There are several options when starting a new skein of yarn Here are a few ideas:
**If you are working with wool or animal fiber that felts easily you can felt your ends together with a felting needle. To do this, slightly splay the plies of both ends you are joining. Lay over each other, overlapping an inch or so, and then punch together with the felting needle, turn sideways and felt again so the strand is compact and round.
**Also with wool fiber, you can spit splice the yarn. Tease out approximately, but not perfectly, about equal lengths of 2 plies of yarn. Overlap the ends, again approximately. Lay the overlapped ends across your hand and either spit on it or us water. You get the yarn nice and wet, then you gently rub it back and forth between your hands, generating both friction and heat, until you have a nice, continuous piece of yarn.

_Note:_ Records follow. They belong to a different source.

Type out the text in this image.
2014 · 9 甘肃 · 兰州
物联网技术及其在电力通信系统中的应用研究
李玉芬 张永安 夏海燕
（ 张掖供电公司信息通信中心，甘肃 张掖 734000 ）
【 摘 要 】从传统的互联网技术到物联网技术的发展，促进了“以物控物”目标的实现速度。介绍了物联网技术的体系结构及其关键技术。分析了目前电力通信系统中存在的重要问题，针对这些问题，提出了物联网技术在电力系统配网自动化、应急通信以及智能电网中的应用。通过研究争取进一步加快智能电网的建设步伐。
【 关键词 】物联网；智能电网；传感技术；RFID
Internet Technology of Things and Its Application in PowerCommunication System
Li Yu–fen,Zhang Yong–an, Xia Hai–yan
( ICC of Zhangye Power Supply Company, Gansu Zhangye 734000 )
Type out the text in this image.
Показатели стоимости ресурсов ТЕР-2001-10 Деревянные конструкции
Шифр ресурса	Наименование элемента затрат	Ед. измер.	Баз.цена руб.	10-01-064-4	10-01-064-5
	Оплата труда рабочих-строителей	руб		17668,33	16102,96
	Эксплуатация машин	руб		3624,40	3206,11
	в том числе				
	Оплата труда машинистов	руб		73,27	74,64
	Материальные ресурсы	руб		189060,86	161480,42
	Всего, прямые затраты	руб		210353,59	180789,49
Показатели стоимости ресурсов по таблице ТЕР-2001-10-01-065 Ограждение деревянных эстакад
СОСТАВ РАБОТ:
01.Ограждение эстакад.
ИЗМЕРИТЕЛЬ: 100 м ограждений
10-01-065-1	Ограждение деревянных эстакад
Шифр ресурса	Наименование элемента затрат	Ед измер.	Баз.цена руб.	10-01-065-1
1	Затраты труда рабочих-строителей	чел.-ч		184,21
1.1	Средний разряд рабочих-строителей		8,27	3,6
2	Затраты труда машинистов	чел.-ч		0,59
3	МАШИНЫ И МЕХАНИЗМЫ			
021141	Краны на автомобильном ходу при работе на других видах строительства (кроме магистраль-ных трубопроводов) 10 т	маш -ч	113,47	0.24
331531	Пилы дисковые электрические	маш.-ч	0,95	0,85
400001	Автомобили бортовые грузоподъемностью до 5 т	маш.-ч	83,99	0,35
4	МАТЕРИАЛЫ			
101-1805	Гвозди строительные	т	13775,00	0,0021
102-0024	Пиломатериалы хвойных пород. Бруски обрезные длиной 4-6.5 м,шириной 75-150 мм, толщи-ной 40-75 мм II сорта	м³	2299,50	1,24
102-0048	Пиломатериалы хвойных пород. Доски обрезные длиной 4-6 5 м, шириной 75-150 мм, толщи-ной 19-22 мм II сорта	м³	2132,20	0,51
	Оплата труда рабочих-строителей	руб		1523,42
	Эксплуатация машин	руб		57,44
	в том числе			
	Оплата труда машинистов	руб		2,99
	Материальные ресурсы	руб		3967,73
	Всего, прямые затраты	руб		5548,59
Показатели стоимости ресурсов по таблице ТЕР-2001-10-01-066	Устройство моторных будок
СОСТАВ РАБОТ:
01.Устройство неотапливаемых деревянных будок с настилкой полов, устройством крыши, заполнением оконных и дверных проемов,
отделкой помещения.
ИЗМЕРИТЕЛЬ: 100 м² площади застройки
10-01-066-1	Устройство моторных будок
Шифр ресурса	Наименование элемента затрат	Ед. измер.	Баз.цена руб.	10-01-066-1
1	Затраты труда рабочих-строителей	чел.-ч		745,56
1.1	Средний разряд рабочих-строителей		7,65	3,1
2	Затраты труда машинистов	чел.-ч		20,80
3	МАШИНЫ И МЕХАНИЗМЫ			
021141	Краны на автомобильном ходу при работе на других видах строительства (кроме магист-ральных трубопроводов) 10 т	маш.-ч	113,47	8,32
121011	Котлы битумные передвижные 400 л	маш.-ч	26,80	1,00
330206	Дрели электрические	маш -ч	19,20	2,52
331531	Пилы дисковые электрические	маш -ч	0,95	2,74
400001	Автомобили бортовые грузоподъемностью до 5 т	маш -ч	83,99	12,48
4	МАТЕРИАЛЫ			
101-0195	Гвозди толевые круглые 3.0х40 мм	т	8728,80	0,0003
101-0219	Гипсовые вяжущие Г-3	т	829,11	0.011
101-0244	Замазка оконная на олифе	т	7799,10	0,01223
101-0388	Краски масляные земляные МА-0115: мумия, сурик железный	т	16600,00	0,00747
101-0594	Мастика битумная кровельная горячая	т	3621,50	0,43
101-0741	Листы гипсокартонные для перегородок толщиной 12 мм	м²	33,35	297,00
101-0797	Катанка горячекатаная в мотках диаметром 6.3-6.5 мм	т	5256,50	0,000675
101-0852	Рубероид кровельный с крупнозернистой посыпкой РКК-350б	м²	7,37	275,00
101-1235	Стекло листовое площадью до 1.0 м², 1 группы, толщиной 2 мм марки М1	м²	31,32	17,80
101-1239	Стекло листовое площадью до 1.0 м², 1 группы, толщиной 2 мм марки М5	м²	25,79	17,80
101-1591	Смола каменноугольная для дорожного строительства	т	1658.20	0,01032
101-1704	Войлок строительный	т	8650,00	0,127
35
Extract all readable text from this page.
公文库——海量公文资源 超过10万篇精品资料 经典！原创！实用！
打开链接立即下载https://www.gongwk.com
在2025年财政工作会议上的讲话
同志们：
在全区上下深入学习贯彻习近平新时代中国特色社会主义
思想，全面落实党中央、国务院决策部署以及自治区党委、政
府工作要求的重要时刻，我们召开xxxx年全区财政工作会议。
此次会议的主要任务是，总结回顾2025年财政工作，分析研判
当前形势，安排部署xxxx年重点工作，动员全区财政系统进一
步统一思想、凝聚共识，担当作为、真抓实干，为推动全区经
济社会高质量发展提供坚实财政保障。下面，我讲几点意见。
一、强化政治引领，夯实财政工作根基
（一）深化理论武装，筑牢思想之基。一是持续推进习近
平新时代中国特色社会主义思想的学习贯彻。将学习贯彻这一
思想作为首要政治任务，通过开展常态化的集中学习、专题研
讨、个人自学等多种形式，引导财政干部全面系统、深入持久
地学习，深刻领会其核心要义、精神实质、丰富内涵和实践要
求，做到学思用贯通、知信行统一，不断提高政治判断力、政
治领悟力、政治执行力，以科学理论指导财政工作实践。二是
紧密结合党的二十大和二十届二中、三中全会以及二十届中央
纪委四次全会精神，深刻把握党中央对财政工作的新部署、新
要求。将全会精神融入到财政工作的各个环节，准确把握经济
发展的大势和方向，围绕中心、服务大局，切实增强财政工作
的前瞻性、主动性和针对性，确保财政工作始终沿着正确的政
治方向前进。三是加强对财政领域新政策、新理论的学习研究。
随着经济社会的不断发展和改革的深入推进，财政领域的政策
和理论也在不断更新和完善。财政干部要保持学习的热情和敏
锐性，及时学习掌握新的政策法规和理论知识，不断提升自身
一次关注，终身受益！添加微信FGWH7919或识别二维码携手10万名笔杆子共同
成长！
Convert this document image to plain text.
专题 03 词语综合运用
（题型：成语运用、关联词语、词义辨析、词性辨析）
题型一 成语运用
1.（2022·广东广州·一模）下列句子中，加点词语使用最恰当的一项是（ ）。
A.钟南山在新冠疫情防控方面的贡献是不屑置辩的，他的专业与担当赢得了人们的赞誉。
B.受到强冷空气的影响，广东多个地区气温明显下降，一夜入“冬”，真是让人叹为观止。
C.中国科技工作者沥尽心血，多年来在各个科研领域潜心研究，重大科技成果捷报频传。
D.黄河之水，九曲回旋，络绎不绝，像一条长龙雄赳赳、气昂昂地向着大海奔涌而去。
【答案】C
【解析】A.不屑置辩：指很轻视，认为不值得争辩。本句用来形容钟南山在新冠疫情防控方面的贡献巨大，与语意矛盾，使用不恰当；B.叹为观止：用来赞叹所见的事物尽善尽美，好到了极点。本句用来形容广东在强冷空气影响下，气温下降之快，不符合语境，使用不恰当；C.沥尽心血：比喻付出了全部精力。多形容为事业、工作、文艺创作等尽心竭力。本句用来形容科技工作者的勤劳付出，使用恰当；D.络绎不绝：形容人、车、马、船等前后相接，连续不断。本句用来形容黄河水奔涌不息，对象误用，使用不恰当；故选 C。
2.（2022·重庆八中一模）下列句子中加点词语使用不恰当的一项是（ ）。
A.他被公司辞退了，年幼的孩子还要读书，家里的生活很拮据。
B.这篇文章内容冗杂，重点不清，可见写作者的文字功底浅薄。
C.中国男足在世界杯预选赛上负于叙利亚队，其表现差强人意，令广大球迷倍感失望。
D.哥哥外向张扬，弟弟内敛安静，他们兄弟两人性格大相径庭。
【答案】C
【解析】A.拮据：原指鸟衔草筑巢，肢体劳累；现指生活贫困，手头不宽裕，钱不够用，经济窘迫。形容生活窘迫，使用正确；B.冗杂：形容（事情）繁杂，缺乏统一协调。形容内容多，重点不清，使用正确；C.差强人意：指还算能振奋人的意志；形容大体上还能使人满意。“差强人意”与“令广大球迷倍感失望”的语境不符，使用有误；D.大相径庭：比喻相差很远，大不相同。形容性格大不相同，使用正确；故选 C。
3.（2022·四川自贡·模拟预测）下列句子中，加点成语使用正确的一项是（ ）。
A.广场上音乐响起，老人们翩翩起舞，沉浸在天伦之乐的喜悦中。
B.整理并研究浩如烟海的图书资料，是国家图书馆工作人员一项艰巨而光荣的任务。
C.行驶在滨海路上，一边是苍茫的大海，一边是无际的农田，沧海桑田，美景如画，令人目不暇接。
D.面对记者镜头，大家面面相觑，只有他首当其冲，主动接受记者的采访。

**Leave a long tail in your work and then leave an equally long tail for the new strand and simply continue knitting. Weave the ends in later.
**Merge the ends with a darning needle. This works like Chinese thumb cuffs if your yarn has multiple plies and works similarly to a person holding both wrists with the opposite hands, from the inside. For explanation purposes: we want to join yarn A to yarn B. Thread the darning needle with A. Starting about 1.5-2 inches back from the end of B insert the needle lengthwise down the center of B for another inch or so (going towards the work or ball). Go far enough with the needle and A so that the tip of A is hidden within B, remove the needle and adjust if necessary. Then take the little 1.5-2 inch tail of B, thread the needle and, starting at where A went into B, slide B into A going the opposite direction. Go far enough through A to hide this end of B as well. Remove needle and adjust or trim.